The use of simulators to develop cars in a virtual environment is as old as the hills, but like everything involved in the design and use of EVs, simulation is potentially an old dog that can learn new tricks.
Range is one of the biggest considerations for anyone going electric. When buyers are handing over considerably more of their own cash than they would for an ICE car, expecting them to accept less capability from the new technology is asking rather a lot. But range isn’t just about the vehicle hardware and software, it’s also about adapting to a different driving style and making the most of the unique features an EV has, such as driver-controllable regenerative braking effort and coasting.
The problem with that for EV makers is the difference between individual drivers’ abilities and styles and whether or not making the effort to drive in a range-friendly way is something they want to bother with or even within their capability.
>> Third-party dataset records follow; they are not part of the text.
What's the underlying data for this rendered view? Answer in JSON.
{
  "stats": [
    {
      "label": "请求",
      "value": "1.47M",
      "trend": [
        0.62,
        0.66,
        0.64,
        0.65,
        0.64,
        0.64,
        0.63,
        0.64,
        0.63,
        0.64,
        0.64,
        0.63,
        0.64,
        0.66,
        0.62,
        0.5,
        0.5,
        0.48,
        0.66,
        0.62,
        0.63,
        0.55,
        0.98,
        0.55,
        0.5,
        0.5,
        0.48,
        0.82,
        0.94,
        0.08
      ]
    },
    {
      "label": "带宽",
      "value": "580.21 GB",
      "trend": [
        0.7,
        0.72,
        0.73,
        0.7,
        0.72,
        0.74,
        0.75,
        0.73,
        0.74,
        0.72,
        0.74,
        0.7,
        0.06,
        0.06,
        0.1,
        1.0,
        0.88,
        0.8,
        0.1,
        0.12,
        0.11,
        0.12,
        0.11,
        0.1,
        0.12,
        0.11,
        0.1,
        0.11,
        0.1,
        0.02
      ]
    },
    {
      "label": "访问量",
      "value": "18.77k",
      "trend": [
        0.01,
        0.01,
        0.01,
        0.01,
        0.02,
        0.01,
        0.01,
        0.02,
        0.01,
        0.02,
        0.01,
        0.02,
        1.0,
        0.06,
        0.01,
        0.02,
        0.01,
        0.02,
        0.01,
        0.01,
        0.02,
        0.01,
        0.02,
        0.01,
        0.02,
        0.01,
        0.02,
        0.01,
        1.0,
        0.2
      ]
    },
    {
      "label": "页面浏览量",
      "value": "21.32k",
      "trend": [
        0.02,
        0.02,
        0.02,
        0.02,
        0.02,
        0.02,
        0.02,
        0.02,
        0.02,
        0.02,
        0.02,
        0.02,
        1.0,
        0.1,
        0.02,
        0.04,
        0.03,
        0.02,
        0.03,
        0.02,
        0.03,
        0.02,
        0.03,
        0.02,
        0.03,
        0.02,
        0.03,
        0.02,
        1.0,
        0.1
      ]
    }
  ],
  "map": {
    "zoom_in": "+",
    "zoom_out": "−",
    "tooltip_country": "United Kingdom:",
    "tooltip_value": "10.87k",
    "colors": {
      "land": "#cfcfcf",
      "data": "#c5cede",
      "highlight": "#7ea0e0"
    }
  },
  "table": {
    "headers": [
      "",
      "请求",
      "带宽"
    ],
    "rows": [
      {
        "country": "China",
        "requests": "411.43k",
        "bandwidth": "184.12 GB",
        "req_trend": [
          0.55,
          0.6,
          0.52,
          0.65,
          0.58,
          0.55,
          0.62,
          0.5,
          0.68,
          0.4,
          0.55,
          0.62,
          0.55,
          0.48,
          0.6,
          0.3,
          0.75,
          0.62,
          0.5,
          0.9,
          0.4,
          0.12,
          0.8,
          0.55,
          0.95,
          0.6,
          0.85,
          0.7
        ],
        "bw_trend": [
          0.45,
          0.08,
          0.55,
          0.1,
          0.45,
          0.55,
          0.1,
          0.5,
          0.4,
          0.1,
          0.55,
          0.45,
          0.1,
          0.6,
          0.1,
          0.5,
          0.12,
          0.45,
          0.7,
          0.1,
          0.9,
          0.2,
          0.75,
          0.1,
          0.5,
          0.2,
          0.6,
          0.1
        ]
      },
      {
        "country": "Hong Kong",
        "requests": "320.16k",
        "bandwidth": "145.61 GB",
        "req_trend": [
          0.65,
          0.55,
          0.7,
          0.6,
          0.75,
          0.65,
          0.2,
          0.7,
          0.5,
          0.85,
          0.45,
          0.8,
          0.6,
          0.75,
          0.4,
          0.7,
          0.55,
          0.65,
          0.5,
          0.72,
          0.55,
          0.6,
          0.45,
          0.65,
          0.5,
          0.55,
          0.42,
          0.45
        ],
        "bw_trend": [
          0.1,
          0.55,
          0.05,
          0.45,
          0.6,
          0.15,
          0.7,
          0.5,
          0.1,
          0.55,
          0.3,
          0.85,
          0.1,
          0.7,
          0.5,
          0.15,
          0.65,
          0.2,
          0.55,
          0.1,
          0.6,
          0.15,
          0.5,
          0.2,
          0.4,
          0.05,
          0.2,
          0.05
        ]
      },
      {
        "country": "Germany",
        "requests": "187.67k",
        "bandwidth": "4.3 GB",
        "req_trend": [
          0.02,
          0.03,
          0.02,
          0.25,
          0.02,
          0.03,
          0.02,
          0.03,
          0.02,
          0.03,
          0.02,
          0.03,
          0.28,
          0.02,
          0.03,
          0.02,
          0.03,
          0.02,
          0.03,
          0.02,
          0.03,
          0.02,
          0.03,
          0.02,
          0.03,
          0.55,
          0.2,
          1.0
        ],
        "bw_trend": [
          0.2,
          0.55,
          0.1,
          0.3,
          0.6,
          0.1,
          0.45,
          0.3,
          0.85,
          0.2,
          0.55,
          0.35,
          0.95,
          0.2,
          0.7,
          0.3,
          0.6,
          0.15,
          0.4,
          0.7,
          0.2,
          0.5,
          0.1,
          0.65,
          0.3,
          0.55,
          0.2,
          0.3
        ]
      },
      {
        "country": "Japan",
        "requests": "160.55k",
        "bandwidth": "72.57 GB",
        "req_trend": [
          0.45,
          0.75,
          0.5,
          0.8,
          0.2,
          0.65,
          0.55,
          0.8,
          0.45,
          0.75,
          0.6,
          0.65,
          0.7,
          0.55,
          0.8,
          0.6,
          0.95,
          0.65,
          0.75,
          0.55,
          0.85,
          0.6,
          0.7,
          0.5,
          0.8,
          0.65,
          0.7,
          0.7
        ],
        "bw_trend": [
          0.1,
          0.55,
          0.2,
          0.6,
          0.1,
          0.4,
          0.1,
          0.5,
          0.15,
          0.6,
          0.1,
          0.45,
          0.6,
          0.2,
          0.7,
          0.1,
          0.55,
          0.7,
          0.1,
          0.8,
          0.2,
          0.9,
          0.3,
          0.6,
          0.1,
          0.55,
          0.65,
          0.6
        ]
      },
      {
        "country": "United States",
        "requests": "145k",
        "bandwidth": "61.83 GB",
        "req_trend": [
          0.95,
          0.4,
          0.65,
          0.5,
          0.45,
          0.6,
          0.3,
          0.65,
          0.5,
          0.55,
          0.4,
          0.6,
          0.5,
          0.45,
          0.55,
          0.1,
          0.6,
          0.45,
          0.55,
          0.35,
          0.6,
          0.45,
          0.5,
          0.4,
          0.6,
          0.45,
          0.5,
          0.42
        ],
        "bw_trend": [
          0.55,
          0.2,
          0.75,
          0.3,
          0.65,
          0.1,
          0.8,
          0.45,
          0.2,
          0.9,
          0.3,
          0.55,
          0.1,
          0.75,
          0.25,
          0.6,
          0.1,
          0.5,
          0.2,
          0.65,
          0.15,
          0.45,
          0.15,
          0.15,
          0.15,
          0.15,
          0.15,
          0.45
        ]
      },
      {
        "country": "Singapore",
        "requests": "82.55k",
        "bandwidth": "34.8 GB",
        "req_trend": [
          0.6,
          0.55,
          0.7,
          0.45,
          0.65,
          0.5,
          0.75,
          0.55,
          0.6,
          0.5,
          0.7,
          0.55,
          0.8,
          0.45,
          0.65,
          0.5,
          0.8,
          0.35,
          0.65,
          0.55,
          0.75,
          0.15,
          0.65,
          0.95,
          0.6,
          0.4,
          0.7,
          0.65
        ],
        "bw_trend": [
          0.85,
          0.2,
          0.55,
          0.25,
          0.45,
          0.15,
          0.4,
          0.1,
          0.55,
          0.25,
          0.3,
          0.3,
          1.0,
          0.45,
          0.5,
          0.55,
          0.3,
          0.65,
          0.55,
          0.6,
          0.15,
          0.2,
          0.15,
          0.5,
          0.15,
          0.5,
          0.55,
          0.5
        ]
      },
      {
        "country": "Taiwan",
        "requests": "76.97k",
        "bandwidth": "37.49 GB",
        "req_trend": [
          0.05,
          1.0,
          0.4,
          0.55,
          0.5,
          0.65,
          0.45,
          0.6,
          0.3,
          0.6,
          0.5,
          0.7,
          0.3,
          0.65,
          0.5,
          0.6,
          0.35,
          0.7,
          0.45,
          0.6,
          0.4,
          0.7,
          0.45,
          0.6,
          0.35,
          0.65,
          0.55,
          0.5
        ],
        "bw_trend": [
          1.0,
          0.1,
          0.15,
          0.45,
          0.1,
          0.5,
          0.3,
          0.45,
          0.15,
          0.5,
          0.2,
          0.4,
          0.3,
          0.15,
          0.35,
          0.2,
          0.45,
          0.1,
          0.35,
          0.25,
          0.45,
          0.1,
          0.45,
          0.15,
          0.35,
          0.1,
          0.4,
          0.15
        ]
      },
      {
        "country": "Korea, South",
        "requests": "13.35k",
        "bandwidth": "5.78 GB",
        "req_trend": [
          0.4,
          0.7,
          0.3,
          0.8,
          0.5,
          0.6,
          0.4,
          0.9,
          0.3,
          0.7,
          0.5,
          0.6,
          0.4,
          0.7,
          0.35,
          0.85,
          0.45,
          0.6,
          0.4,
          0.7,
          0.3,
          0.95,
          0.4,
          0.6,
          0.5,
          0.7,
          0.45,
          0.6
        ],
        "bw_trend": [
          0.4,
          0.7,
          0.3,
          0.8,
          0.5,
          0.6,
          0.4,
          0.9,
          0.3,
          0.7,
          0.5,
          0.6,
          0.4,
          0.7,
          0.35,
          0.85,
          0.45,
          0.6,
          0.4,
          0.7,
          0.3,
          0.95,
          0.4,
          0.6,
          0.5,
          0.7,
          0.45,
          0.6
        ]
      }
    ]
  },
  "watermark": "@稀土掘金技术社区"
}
So manufacturers need to find new ways of anticipating as many driving scenarios as possible, and the earliest way to do that in development is by adapting simulators.
Two features in use with simulators fast enough to work in real time are driver-inloop (DIL) and hardware-in-loop (HIL). DIL means “a driving simulator”, but it’s more than a screen and controls. It moves and behaves exactly according to the components fitted to the virtual car, so the engineer driving it can feel and gather data on exactly how the set-up responds, right down to individual part numbers. HIL includes actual hardware being considered for the car, like braking systems or whatever needs physically testing.
Simulator manufacturer Ansible Motion believes that hooking up an EV’s battery, motor and inverter with an HIL link enables manufacturers to gain a better understanding of how factors like pedal sensitivity and regenerative braking effort affect range at an early stage of development, before a prototype is built
It says there’s a knack to configuring different driving modes, such as Eco, Normal and Sport, in a way that doesn’t detract from the driving experience. For example, if an Eco mode is too sluggish or the driver finds it uncomfortable to use over a period of time, they might just stop using it, consequently shortening the car’s range.
It’s also conceivable that a driver might not make the best choices with manual features, such as paddle-controlled regenerative braking. For instance, choosing an aggressive setting for regenerative braking and one-pedal driving might be the best choice in traffic, but is coasting superior on motorways?
Being able to simulate the behaviour of a virtual chassis in real time can also be tailored specifically to some of the unique features of EVs with their low centre of gravity. Would a more sophisticated design be best or would a simple design work just as well and maximise battery space? An Ansible DIL simulator was used in the development of the Ford Mustang Mach-E, and an early cut was deemed “not a Mustang”, leading to a revision.
Rise of the robots
It seems the real-world future is relying more on virtual worlds by the day.
Is the rise of the machines as depicted in the Terminator movies really on the way? Hopefully not, but ABB Robotics predicts exponential growth in the development of more sophisticated robots as artificial intelligence matures. The familiar static robots used in vehicle assembly plants will be served components by Autonomous Mobile Robots; and smaller, self-learning robots will join them, performing warehousing and distribution tasks.